In het vorige artikel is het model BMW uitgewerkt en in Vensim gezet. In dit artikel wordt gekeken naar de eigenschappen van het model in een situatie van dynamisch evenwicht.
Dynamisch evenwicht in BMW
In een stationaire situatie zonder groei is de omvang van de
voorraad productiemiddelen stabiel. Dat betekent dat de bruto investeringen
gelijk zijn aan de vervangingsinvesteringen en dat de netto investeringen dus gelijk
zijn aan nul. Omdat de vervangingsinvesteringen door de bedrijven worden
betaald uit hun lopende inkomsten, betekent dit tevens dat de schuldgroei, en
dus ook de geldgroei, gelijk is aan nul.
Als de geldgroei gelijk is aan nul, dus als de omvang van de
uitstaande leningen stabiel is en de huishoudens per saldo niet sparen (want ΔM
= ΔL), dan zijn de uitgaven Cd van de huishoudens gelijk aan hun
besteedbare inkomen YD:
C*d = YD* = α0 + α1 · YD* + α2 · M*h
In de voorgaande vergelijking staat het *-teken voor de situatie van dynamisch evenwicht. Ten opzichte van de consumptiefunctie is de term α2 · M*h-1 vervangen door α2 · M*h omdat in een situatie van dynamisch evenwicht niet wordt gespaard, zodat M*h = M*h-1.

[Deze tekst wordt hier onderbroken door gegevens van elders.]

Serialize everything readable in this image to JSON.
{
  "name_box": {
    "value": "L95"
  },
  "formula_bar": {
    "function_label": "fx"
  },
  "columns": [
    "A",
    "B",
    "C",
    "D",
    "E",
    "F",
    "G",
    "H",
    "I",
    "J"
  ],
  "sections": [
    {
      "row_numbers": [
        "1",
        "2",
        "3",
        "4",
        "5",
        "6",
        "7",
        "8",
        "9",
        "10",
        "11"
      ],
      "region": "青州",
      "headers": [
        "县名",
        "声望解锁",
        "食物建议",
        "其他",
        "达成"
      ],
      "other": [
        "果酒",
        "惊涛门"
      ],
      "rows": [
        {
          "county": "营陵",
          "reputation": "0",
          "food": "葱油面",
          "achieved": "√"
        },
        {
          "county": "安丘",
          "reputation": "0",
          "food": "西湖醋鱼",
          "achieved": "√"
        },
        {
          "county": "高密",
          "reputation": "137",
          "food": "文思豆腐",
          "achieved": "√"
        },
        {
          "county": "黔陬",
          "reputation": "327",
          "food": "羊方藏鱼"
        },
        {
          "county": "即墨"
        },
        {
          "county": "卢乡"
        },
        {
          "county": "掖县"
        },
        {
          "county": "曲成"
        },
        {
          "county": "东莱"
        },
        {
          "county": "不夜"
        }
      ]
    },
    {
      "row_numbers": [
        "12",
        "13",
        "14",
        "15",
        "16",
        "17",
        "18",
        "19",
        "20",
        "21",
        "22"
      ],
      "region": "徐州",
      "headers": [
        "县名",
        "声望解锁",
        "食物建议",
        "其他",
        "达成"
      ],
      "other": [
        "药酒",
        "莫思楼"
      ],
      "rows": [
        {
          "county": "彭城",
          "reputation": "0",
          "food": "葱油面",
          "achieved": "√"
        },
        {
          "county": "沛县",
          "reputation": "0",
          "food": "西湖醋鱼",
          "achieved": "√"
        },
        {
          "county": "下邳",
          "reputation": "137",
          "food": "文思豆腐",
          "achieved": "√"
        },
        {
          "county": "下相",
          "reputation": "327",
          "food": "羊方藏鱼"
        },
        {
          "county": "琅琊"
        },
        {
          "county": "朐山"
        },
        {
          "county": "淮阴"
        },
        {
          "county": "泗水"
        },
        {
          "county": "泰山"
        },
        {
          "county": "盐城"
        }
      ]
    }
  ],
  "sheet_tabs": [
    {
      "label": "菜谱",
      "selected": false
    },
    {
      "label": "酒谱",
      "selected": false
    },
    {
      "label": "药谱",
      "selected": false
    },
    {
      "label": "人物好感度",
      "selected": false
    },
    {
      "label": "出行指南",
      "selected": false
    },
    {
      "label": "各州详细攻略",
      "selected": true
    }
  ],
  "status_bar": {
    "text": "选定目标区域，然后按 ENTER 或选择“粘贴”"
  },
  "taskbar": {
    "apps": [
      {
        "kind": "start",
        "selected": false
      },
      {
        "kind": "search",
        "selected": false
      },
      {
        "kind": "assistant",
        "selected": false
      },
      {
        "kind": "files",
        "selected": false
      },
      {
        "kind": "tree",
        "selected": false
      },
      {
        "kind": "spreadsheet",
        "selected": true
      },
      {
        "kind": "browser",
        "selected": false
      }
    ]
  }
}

Verder geldt dat als de voorraad aan productiemiddelen K constant
is, de doelvoorraad KT gelijk is aan de actuele voorraad, zodat
geldt:
KT* = K*
Verder weten we van de balans van BMW dat het vermogen Vh
van de huishoudens, dat geheel bestaat uit haar banksaldo (Mh), niet
alleen gelijk is aan de omvang van de uitstaande leningen, maar ook aan de waarde
van de voorraad aan productiemiddelen, zodat in alle omstandigheden geldt:
Vh = Mh = K
Verder leert vergelijking 19 in het vorige artikel dat in een
situatie van dynamisch evenwicht geldt dat:
KT* = κ · Y*−1
= κ · Y*
Zodat de eerstgenoemde vergelijking herschreven kan worden
tot:
YD* = α0 + α1 · YD* + α2 · κ · Y*
Verder kan worden afgelezen uit de TSM dat het besteedbare
inkomen van de huishoudens YD gelijk is aan de inkomsten van de bedrijven uit
de verkoop van consumptieproducten Cs en productiemiddelen Is
minus hun uitgaven aan vervangingsinvesteringen δ · K, zodat in
een situatie van dynamisch evenwicht moet gelden dat:
Y* = YD* + δ · K*
Y* = YD* + δ · κ · Y*
Y* - δ · κ · Y*= YD*
Y* · ( 1- δ · κ ) = YD*
Y* = YD* / ( 1- δ · κ )
Op basis van die laatste en de voorgaande vergelijkingen kunnen
we schrijven:
YD* = α0 + α1 · YD* + α2 · κ · Y*
YD* = α0 + α1 · YD* + α2 · κ · YD* / ( 1- δ · κ )
YD* = α0 + YD · ( α1 + α2 · κ / ( 1- δ · κ ) )
YD* - YD · ( α1 + α2 · κ / ( 1- δ · κ ) ) = α0
YD* · (1 - α1 - α2 · κ / ( 1- δ · κ ) ) = α0
YD* = α0 / (1 - α1 - α2 · κ / ( 1- δ · κ ) )
YD* = α0 · ( 1- δ · κ ) / ( ( 1- δ · κ ) - α1 · ( 1- δ · κ ) - α2 · κ )
YD* = α0 · ( 1- δ · κ ) / ( ( 1- α1 ) · ( 1- δ · κ ) - α2 · κ )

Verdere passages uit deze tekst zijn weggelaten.